Es tiempo de desarrollar la capacidad de autoexaminarnos críticamente y preguntarnos por nuestra razón de ser y nuestra agenda de trabajo. El teólogo latinoamericano Harold Segura propone la necesidad de reinterpretar en primer lugar, la identidad de la iglesia. Cree que es tan incorrecto identificar a la iglesia con el Reino como con el mundo, porque conduciría a una iglesia idealista y abstracta, desconectada de la historia real o llevaría a ser una iglesia secular y mundana. La iglesia es instrumento del reino y está para servir su causa, nunca para ocupar su lugar, afirma.

En cuanto al rol del Espíritu Santo sostiene que la interpretación más popular hace que los creyentes nos alejemos de los asuntos del mundo y pongamos nuestra esperanza en el más allá. Pero ser iglesia para los demás exige que rompamos con el cascarón de nuestra piedad intimista para abrirnos al mundo que ha sido creado por Dios. El Espíritu Santo está llamado a moverse también en las dimensiones sociales y materiales de la vida. Es el creador que da la vida, la protege y la redime.

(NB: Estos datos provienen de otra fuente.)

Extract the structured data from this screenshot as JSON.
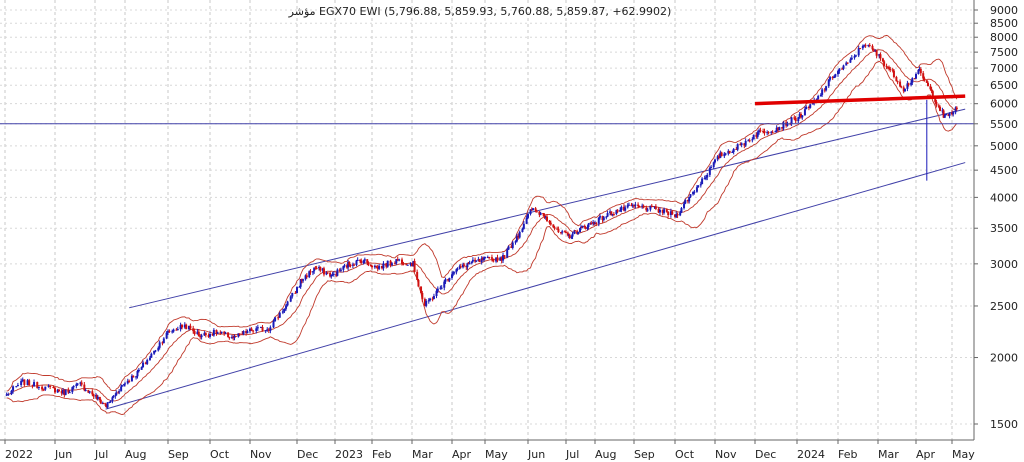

El último aspecto que deberíamos incluir en la reinterpretación es en cuanto a la misión de la iglesia. Hemos asumido la misión en términos de evangelización y proclamar a Cristo como salvador. Este énfasis ha reducido el rol de la iglesia a su mínima expresión, convirtiendo cualquier servicio en mera estrategia evangelizadora perdiendo el sentido soberano de la gracia de Dios. La misión es integral y comprende múltiples dimensiones con las cuales nuestras iglesias siguen estando en deuda. Temas como la responsabilidad social, la reconciliación responsable, la promoción de la vida, la defensa de los derechos humanos y las obras de misericordia también son parte de la agenda de la iglesia.

Todo cuanto se hace en el nombre de Jesús es misión y toda misión es participación en la misión de Jesús. Servicio y misión van de la mano. La iglesia vive de su misión. Allí donde vive la iglesia, debe preguntarse si está al servicio de esa misión o es fin en sí misma.